68.9.44.75 => 17/Oct/2002:06:50:34 /phpMyAdmin/
68.9.44.75 => 17/Oct/2002:06:50:36 /phpMyAdmin/left.php
160.79.211.121 => 17/Oct/2002:19:51:31 /default.ida
129.22.82.8 => 17/Oct/2002:20:37:10 /index.php
129.22.82.8 => 17/Oct/2002:21:25:44 /manual/images/apache_pb.gif
Now, ideally, I would not want the IP's repeated.

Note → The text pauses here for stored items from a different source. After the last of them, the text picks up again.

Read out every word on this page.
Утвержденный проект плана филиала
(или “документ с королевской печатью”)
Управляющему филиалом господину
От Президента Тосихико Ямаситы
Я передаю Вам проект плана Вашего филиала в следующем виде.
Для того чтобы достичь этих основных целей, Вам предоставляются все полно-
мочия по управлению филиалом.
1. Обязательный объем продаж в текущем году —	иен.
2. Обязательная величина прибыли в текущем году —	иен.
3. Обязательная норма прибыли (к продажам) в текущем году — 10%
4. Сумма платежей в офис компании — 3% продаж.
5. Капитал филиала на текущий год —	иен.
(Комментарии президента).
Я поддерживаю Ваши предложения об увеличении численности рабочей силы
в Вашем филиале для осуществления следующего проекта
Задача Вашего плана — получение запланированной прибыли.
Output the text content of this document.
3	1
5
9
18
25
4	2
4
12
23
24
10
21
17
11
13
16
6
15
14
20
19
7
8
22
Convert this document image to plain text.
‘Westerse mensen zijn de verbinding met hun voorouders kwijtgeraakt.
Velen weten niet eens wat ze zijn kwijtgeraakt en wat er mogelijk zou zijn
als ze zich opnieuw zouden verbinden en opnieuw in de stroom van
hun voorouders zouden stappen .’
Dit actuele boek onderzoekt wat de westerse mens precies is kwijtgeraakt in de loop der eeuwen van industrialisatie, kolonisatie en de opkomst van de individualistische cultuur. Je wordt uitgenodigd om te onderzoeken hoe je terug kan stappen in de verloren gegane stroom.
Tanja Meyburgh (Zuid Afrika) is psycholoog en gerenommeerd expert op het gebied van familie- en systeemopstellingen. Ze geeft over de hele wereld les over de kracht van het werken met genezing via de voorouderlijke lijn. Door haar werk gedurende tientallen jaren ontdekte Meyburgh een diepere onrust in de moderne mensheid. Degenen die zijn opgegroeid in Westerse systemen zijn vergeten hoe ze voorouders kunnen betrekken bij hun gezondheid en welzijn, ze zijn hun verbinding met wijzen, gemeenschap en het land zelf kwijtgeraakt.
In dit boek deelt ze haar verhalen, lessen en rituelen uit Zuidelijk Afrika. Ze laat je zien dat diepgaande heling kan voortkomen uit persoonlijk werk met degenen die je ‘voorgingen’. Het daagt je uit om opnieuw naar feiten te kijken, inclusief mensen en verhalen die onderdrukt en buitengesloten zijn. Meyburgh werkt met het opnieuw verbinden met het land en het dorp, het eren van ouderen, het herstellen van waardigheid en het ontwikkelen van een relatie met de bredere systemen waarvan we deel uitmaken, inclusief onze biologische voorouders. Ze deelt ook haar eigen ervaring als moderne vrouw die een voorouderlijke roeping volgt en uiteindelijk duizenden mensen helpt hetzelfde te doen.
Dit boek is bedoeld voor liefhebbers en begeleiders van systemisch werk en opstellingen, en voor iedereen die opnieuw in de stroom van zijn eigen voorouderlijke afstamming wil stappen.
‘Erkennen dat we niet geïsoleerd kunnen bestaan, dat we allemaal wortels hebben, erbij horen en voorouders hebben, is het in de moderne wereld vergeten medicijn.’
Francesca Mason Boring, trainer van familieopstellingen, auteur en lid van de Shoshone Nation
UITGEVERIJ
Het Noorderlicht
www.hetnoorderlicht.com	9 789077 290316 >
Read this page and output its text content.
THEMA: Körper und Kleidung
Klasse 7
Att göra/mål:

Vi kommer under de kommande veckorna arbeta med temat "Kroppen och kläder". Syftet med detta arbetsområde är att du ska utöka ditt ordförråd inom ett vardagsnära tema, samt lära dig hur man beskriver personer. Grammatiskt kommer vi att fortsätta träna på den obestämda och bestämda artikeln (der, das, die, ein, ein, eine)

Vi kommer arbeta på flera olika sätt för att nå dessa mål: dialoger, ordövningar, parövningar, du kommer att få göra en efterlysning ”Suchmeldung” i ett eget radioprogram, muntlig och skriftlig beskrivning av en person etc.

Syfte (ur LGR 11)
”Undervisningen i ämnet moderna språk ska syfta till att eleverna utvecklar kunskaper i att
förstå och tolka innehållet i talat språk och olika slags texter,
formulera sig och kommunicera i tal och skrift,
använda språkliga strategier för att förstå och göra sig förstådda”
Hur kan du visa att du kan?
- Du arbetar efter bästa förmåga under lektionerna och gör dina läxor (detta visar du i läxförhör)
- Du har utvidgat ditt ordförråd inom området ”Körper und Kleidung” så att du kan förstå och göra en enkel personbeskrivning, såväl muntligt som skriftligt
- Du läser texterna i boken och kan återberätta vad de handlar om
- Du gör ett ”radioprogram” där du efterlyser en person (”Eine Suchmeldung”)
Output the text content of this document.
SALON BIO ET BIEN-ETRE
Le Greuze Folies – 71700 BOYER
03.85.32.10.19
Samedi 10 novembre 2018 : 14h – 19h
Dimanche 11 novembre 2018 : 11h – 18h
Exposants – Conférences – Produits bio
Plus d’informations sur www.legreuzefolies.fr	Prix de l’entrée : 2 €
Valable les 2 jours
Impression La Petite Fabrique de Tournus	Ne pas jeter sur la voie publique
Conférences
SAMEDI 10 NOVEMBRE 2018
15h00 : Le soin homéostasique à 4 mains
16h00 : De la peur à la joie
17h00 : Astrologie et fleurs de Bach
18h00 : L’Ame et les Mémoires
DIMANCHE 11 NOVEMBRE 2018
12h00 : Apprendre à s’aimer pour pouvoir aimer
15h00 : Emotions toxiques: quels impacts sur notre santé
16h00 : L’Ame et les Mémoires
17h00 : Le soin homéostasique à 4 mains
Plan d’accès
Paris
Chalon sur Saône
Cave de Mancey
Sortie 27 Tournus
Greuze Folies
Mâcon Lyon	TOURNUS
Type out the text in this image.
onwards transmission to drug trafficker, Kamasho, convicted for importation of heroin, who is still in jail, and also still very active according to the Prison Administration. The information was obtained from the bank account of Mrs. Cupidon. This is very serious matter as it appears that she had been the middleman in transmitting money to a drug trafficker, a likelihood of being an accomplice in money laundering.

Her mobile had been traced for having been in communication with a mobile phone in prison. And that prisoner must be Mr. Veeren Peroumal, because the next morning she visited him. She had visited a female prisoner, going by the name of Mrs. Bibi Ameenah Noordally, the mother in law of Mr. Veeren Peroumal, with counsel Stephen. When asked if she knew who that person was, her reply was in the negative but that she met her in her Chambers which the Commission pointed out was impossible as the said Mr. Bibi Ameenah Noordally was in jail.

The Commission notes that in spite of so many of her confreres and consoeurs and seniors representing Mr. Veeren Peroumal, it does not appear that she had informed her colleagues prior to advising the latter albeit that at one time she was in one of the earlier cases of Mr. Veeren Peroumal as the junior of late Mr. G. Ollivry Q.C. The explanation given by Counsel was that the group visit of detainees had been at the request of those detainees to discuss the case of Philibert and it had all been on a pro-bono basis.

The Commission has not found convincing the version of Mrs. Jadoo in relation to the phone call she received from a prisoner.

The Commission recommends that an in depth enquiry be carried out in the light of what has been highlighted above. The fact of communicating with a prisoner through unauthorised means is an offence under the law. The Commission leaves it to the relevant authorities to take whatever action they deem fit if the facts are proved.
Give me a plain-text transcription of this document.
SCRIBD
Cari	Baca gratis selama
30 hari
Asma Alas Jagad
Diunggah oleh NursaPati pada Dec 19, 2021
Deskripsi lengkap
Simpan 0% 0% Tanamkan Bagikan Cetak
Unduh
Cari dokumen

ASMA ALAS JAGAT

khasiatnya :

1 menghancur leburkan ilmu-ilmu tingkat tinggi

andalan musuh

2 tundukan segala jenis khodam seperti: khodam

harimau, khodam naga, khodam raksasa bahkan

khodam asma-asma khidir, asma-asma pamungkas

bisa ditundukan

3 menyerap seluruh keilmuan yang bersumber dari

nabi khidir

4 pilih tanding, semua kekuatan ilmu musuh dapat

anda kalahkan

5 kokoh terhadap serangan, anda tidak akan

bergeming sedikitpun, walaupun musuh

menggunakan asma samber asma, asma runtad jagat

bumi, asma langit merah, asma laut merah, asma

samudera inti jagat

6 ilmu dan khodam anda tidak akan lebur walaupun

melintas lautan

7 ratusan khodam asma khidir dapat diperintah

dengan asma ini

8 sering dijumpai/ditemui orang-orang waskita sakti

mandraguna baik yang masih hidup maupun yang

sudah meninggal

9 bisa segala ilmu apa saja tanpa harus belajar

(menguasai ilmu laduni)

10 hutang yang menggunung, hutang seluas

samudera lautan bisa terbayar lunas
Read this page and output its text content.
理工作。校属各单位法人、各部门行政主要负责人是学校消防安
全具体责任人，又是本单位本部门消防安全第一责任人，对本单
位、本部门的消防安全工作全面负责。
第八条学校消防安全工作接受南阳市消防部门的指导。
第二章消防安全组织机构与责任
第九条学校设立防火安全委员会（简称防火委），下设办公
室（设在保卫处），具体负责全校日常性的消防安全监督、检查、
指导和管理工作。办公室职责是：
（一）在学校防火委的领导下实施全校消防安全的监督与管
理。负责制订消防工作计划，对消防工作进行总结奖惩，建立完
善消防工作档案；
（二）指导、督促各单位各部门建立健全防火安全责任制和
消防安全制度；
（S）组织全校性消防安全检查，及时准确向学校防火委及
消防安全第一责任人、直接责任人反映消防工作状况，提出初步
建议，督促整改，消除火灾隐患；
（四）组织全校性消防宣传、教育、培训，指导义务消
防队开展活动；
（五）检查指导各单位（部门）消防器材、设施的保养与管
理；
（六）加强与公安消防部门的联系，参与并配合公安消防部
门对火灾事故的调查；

Rather, I just want to see the last file accessed by that IP. So, the output would look like:
209.36.83.252 => 17/Oct/2002:05:53:17 /scripts/..
68.9.44.75 => 17/Oct/2002:06:50:34 /phpMyAdmin/
160.79.211.121 => 17/Oct/2002:19:51:31 /default.ida
129.22.82.8 => 17/Oct/2002:21:25:44 /manual/images/apache_pb.gif
But, to maintain my sorting by date, I key the hash by the Unix timestamp and not the IP. Would I need to set up a dualing hash thing so I can sort by date but keep only one entry for each IP address?
I just can't seem to wrap my head around this and wondered if any monks had some nifty ideas.
Thanks,
enoch
P.S. You gotta love those 'default.ida?NNNNNNN' entries.